Anwesend: Strafsenat (R1, R2, R3), StA, Verteidigung (V1, V2), Hıdır Yildirim (HY), Dolmetscher, Protokollantin, Prozessbeobachter*innen, Presse, Justizbeamt*innen, Zeuge Peter Rampe (PR)
Der Zeuge: Peter Rampe, 72 Jahre, ausgebildeter Ethnologe
R1 beginnt nach einer Belehrung die Zeugenvernahme und fragt PR, ob er etwas über die Situation von Alewit*innen in der Türkei erzählen könne.
PR antwortet, dass er dafür erstmal sagen müsse, was der Erfahrungshintergrund von diesem Wissen sei. Er habe in den 70er Jahren im Bereich der Arbeitsmigration geforscht und bei einer Exkursion nach Anatolien zufällig in Dersim gelandet. Es war die erste Region in der er sich aufgehalten habe, wo nicht mehrheitlich Sunnit*innen lebten. Bevor er dort hinging sei er in anderen Regionen auf Unverständnis gestoßen, denn es sei die Region der „drei K‘s“, der Kısılbaş (Fremdbezeichnung für Alewit*innen), der Kommunist*innen und der Kurd*innen. Diese 3 Identitäten haben ihn auch wissenschaftlich interessiert. Ein wesentliches Ergebnis sei gewesen, dass das Alewitentum bis in die Gegenwart hineinwirkt. Es habe eine ganze Reihe von vorislamischen Glaubensinhalten beibehalten. Es gebe eine Verortung des religiösen Handelns in dem Menschen hinein. Jeder sei für sich selbst verantwortlich und somit wäre das Alewitentum sehr Diesseits orientiert. Eine Bezeichnung für das Alewitentum von Alewit*innen selbst sei „diejenigen, die ihrer Mund, Hände und Lemden Herr sind“. Kennzeichnend sei auch, dass bei religiösen Versammlungen beide Geschlechter anwesend seien. Dies habe die Haltung, dass Alewit*innen Ketzer seien, noch verstärkt. Es habe Versuche gegeben, die Identität der Alewit*innen aufzubrechen. Attatürk wollte einen möglichst ethnisch und religiös einheitlichen Staat, somit habe es eine Leugnung von Kurd*innen und Alewit*innen gegeben und die Menschen sollten als türkisch und sunnitisch vereinheitlicht werden.

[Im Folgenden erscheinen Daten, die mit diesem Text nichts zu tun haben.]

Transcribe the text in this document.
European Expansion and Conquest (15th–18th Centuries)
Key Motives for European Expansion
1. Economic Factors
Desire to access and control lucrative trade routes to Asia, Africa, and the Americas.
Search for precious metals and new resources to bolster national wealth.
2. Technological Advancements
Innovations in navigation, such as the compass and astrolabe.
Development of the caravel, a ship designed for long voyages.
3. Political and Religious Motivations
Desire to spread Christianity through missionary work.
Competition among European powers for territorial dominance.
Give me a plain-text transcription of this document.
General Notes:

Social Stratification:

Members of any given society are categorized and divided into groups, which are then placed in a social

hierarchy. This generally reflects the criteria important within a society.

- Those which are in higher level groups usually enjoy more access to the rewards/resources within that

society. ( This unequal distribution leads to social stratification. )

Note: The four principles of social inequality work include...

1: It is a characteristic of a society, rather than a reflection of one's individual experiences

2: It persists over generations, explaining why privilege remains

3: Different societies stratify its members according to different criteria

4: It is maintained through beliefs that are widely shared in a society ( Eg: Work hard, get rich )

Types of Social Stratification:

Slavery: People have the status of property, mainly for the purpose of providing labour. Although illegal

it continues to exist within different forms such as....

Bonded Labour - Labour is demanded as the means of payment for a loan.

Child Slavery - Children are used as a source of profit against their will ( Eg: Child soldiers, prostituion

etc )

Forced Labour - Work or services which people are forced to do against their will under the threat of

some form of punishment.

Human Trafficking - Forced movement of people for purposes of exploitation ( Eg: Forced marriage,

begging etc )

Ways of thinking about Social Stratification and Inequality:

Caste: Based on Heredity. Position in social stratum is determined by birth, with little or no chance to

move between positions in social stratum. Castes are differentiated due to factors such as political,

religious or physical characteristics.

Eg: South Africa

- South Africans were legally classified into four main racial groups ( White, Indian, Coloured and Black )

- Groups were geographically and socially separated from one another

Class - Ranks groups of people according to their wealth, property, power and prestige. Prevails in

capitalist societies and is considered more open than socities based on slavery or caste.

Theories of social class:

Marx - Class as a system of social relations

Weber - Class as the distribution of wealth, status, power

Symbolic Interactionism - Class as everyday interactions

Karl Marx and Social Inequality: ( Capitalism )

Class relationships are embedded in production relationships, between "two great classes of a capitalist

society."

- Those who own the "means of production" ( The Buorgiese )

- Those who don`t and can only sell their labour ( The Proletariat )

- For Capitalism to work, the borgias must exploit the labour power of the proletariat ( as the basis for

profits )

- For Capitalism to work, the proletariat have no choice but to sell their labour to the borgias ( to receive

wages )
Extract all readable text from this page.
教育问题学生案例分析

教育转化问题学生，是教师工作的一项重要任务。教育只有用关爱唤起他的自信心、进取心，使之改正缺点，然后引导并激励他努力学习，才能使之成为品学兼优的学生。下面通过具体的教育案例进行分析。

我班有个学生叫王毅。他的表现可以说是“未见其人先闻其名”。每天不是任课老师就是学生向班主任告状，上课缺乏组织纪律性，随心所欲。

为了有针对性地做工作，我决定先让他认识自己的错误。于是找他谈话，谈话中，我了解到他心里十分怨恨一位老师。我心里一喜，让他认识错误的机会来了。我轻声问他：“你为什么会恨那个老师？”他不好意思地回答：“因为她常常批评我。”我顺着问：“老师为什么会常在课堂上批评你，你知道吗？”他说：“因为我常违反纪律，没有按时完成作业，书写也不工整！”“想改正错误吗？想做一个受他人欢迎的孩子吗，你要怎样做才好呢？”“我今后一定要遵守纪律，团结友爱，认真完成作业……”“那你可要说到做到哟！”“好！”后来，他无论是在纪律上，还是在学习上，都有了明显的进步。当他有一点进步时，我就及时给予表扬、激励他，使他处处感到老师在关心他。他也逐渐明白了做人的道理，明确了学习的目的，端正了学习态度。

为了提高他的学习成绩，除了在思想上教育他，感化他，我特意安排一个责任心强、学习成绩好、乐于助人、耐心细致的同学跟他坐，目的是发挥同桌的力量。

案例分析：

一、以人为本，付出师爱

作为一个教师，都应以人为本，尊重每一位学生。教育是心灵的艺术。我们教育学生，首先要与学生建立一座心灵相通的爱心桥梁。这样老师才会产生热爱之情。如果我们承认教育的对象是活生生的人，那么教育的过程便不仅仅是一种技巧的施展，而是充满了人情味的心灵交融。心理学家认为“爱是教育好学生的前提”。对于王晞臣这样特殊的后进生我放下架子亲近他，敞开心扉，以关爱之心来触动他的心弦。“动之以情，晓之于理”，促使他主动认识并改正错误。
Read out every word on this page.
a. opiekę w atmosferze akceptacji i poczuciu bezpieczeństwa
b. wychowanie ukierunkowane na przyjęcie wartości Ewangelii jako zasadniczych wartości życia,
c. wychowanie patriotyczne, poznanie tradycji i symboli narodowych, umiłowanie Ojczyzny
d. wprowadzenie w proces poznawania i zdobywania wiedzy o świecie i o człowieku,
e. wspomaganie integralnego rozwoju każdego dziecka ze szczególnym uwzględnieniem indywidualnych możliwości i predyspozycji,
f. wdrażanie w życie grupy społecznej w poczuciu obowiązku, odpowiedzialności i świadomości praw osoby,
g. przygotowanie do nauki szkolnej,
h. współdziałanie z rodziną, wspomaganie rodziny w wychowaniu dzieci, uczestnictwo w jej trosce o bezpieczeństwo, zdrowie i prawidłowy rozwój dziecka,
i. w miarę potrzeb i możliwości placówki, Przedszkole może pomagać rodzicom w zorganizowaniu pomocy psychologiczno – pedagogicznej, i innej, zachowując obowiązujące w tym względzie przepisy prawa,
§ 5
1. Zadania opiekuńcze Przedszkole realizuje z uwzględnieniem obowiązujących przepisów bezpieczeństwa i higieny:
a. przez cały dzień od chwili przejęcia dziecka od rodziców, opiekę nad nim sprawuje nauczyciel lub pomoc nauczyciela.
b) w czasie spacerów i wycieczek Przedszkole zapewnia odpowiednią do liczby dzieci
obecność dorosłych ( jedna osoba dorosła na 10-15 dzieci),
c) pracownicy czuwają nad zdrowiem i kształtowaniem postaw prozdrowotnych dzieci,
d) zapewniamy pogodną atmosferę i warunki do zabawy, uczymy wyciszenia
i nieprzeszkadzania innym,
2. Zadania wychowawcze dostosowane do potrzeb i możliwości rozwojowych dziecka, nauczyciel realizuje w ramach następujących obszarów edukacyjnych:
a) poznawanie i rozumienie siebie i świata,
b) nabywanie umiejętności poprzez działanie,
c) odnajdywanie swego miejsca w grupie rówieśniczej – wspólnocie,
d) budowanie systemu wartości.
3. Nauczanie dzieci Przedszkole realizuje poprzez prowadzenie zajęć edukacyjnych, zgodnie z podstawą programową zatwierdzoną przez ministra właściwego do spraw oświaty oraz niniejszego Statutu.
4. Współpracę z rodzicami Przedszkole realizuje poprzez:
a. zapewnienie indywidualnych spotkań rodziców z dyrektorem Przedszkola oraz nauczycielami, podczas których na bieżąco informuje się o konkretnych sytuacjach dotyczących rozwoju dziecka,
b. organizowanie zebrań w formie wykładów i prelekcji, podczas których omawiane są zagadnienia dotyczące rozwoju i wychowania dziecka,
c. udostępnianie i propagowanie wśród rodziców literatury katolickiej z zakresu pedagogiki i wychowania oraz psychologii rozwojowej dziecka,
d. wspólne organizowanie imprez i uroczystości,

Unter kurdischen Stammesgruppen, als sie noch nicht unter staatlicher Kontrolle gestanden haben, habe es Sehids gegeben. Diese waren Leute, die zwischen den Stammesgruppen gestanden haben, religiös gebildet gewesen seien, Lieder und religiöse Vorschriften gekannt haben.
Kısılbaş bedeute Rotkopf und sei einer türkische Fremdbezeichnung für Alewit*innen. Die Diskriminierung bestehe bis heute und habe sich erneuert. In den 70ern habe man über die Diskriminierung nur unter vorgehaltener Hand sprechen können. 1937 ist es ein grauenhaftes Massaker gewesen, danach sei ein Großteil der bevölkerung umgesiedelt worden. Alte Leute hätten damals erzählt, wie sie das erlebt haben, aber unter vorgehaltener Hand. Inzwischen gäbe es darüber Dokumentationen und Filme.
Im „Linkssein“ würden religiöse Werte der Alewit*innen dargestellt. PR habe auch beobachtet, wie lebhaft die politischen Diskurse gewesen seien. Bei dem Putsch, welcher ein bürgerkriegsähnlicher Zustand war, habe es auch Zusammenstöße mit faschistischen Gruppen, wie den grauen Wölfen gegeben.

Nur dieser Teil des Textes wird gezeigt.